WHEREAS, the Parties entered into a Transitional Services and Separation Agreement dated February 9, 2021 (the Transitional Services and Separation Agreement); and
WHEREAS, Executive and the Company desire to amend the Transitional Services and Separation Agreement as set forth herein.
NOW, THEREFORE, in consideration of the foregoing and for other good and valuable consideration, the receipt and sufficiency of which are hereby acknowledged, Executive and the Company hereby agree as follows:
1. Section 6 of the Transitional Services and Separation Agreement is hereby amended and restated in its entirety as follows:
6. Change in Control. Notwithstanding the foregoing, in the event that a Change in Control (as defined in the Employment Agreement) occurs prior to the Date of Termination or within five (5) months following the Date of Termination and Executive satisfies the Conditions, (i) the Severance Amount in Section 5(a) shall equal the sum of (A) 18 months of Executives Base Salary (or Executives Base Salary in effect immediately prior to the Change in Control, if higher) plus (B) 1.5 times Executives Target Annual Incentive Compensation (as defined in the Employment Agreement) and shall be paid out in a lump sum within 60 days after the Date of Termination (or, if later the Change in Control); (ii) the COBRA health continuation payments by the Company in Section 5(b) shall continue for eighteen (18) months or Executives COBRA health continuation period, whichever ends earlier, and (iii) in lieu of the partial accelerated vesting described in Section 5(c), and except as otherwise expressly provided in any applicable option agreement or other stock-based award agreement, all stock options and other stock-based awards held by Executive subject to time-based vesting (the Time-Based Equity Awards) shall immediately accelerate and become fully exercisable or nonforfeitable as of the Date of Termination (or, if later, the Change in Control).
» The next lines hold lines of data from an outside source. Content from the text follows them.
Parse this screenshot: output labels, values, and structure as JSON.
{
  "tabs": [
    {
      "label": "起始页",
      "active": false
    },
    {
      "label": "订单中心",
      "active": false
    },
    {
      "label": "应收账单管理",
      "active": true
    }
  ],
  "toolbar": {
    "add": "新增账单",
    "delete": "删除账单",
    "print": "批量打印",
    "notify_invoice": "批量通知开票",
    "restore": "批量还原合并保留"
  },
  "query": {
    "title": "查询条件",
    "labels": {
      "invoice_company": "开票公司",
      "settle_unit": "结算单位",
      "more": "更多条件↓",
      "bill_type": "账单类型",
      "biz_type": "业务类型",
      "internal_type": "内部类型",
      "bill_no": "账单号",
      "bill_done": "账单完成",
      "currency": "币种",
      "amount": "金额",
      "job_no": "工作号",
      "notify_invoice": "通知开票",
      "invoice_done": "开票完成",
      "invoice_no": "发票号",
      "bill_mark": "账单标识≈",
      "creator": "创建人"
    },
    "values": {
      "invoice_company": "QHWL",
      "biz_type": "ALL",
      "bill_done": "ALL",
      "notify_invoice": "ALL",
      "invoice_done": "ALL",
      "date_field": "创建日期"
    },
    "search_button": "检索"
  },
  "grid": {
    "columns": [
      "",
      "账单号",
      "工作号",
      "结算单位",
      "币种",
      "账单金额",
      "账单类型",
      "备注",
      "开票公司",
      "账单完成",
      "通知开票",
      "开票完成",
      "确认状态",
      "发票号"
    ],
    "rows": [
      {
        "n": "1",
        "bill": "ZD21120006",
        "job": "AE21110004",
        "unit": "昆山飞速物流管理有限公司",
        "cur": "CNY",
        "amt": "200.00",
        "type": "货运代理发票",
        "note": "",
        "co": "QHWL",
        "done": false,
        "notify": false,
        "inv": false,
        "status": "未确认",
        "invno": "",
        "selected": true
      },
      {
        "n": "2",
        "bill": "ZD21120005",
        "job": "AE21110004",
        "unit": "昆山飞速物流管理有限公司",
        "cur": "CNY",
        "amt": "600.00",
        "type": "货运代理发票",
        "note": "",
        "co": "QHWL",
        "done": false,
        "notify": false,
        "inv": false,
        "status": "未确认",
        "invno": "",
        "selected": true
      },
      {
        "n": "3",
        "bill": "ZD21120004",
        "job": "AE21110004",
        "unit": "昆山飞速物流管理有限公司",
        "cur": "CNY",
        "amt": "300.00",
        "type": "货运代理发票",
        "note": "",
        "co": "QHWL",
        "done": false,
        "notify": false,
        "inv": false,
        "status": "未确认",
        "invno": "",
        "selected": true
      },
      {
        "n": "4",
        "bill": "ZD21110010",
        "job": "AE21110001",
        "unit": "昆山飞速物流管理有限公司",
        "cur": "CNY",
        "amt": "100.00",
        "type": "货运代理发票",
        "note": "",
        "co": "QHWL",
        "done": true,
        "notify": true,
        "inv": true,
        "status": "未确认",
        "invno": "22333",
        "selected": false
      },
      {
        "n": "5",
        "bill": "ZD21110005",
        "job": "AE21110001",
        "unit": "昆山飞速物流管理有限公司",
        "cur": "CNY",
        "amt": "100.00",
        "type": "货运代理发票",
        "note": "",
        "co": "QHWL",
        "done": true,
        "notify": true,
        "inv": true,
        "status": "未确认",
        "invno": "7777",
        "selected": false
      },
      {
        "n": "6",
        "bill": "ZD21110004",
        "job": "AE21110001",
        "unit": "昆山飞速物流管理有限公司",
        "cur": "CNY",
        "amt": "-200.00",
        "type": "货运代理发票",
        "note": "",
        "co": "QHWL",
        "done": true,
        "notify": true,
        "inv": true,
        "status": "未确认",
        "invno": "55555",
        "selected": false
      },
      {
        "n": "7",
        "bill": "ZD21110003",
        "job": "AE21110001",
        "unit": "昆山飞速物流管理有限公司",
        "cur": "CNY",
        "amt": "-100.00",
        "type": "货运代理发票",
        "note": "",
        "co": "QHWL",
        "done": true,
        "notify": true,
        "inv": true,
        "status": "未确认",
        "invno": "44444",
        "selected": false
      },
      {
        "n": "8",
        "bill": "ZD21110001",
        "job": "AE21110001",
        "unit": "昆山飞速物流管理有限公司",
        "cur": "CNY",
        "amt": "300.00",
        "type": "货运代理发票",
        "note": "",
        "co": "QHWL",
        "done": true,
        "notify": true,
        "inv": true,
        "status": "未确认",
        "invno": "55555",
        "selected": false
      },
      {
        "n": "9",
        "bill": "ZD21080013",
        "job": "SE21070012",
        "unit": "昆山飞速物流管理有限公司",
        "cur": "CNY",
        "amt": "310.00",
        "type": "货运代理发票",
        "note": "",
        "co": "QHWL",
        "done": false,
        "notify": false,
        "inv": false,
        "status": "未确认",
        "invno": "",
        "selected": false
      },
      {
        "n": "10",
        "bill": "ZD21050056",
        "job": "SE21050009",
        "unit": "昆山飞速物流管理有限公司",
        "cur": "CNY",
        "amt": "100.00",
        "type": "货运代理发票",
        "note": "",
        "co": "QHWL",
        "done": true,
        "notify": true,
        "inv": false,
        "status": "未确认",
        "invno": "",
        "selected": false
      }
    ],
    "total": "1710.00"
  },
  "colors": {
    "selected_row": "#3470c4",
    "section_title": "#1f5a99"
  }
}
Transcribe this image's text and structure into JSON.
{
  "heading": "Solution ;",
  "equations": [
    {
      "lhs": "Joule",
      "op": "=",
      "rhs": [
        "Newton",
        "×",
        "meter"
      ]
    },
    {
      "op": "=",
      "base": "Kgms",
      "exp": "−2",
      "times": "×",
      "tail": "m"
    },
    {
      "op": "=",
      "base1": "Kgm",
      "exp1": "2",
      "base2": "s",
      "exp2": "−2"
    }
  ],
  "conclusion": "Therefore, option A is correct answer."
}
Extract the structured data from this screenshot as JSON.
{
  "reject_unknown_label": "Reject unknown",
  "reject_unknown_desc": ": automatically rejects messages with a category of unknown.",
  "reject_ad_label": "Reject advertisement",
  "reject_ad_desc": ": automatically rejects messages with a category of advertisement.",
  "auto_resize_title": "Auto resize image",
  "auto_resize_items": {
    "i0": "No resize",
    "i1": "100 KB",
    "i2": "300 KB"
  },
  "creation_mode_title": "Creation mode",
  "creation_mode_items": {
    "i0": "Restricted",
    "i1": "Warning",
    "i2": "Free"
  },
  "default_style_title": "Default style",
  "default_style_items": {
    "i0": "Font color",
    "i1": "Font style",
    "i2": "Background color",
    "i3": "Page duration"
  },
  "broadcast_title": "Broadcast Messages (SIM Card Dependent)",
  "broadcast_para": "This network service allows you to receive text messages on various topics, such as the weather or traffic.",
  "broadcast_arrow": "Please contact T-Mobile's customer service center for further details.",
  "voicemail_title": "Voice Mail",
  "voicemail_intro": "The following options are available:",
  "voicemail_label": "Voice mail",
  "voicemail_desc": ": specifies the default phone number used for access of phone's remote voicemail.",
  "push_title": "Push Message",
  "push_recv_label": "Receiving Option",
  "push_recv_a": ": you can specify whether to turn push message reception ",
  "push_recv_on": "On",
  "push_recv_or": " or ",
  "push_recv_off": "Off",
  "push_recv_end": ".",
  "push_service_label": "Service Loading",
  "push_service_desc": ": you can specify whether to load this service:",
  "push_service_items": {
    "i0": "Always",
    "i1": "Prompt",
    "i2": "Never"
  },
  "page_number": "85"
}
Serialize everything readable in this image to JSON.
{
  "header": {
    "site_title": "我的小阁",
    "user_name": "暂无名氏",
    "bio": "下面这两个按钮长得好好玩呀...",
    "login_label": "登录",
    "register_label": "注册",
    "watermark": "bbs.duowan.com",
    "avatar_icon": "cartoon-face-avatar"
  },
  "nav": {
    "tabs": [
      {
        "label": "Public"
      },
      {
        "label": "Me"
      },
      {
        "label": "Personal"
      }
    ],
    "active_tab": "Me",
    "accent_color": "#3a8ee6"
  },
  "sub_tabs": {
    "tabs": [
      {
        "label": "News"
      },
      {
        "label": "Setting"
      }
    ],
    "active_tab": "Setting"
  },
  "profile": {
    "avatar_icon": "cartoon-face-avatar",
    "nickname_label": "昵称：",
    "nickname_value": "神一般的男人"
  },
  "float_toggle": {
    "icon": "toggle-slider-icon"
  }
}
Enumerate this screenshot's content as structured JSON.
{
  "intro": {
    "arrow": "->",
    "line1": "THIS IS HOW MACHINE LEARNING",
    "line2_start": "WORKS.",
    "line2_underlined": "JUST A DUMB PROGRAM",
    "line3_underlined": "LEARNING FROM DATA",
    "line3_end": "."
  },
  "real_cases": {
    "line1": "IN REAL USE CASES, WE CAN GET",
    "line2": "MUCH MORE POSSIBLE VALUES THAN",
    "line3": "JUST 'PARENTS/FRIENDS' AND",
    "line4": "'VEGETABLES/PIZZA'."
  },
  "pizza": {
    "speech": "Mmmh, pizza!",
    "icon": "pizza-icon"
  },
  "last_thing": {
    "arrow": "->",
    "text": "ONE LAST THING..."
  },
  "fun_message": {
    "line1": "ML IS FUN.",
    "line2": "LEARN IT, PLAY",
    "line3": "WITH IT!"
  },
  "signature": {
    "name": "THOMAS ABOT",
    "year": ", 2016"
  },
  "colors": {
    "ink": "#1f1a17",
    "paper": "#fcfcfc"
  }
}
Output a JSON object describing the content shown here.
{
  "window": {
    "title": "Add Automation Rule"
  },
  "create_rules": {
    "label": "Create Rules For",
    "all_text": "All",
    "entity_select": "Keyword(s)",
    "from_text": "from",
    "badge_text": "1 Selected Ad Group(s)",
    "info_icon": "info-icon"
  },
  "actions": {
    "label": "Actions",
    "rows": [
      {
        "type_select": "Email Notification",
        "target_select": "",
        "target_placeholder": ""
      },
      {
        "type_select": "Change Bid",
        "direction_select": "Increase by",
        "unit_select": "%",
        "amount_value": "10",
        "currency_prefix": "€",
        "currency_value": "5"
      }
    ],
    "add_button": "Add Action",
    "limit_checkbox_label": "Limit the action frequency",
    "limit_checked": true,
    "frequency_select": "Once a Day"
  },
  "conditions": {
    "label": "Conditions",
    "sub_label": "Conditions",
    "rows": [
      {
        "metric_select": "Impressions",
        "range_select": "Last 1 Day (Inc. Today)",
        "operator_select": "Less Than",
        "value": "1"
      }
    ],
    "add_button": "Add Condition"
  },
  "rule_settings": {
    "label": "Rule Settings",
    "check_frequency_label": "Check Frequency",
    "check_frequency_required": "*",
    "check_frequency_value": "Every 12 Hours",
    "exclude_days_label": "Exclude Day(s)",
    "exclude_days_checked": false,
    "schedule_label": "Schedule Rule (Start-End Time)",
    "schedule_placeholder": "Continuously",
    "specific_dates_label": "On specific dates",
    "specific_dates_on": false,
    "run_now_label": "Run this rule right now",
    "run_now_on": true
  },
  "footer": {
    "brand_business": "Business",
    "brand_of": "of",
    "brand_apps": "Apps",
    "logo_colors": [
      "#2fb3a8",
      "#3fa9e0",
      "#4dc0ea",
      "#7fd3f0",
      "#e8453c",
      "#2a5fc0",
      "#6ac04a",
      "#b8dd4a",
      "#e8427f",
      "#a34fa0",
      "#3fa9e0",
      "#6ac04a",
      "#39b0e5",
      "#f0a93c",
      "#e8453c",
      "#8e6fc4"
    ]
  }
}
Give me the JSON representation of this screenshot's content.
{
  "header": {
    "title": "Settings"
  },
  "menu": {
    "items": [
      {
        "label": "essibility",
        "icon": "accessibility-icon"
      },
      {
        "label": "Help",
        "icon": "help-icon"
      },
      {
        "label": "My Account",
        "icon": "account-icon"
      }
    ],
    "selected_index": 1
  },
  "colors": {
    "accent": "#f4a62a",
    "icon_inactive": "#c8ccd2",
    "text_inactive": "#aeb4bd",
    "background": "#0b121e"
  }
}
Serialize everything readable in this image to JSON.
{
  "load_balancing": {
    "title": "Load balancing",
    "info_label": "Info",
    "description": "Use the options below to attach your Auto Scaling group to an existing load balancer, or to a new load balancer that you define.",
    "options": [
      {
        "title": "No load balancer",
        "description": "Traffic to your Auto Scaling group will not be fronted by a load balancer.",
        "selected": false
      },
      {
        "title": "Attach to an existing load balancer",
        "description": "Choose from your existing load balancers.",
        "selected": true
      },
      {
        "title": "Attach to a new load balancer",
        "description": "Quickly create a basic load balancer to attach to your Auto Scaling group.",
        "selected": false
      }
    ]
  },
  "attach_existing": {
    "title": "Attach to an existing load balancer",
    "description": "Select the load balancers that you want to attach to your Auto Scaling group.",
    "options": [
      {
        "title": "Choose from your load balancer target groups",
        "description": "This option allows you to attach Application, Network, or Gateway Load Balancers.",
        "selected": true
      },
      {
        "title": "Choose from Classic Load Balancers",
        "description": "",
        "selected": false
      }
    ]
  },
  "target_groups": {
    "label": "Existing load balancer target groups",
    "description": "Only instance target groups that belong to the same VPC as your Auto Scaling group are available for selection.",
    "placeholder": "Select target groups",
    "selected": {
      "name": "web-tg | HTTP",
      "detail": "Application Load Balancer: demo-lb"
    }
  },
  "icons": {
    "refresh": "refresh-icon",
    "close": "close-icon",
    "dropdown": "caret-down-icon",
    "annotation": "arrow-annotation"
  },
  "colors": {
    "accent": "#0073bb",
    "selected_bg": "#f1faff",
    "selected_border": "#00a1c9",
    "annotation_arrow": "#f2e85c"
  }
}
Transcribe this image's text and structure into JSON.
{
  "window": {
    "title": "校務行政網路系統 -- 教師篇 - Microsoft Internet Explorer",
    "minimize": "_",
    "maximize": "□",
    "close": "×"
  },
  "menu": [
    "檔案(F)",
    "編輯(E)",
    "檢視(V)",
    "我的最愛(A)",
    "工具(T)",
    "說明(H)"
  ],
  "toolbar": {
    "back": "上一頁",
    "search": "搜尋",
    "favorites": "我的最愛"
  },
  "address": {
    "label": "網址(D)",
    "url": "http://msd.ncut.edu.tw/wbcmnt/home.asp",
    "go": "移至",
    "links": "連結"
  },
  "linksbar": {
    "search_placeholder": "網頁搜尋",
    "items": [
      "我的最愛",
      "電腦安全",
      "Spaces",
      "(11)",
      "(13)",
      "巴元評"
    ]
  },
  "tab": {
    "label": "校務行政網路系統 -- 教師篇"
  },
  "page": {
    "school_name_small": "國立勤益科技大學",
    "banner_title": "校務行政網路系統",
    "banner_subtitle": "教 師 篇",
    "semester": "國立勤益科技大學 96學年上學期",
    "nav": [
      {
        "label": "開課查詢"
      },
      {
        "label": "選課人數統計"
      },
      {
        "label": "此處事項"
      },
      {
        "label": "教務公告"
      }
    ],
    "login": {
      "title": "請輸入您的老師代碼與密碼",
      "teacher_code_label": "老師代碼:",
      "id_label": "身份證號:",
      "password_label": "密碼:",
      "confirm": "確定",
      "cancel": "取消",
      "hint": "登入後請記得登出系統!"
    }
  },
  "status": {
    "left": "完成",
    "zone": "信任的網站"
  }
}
For the avoidance of doubt, (i) in no event will Executive be entitled to severance benefits under both Section 5 and Section 6 of this Agreement, and (ii) if the Company has commenced providing severance pay and benefits to Executive under Section 5 prior to the date that Executive becomes eligible to receive severance pay and benefits under this Section 6, the severance pay and benefits previously provided to Executive under Section 5 shall reduce the severance pay and benefits to be provided under this Section 6.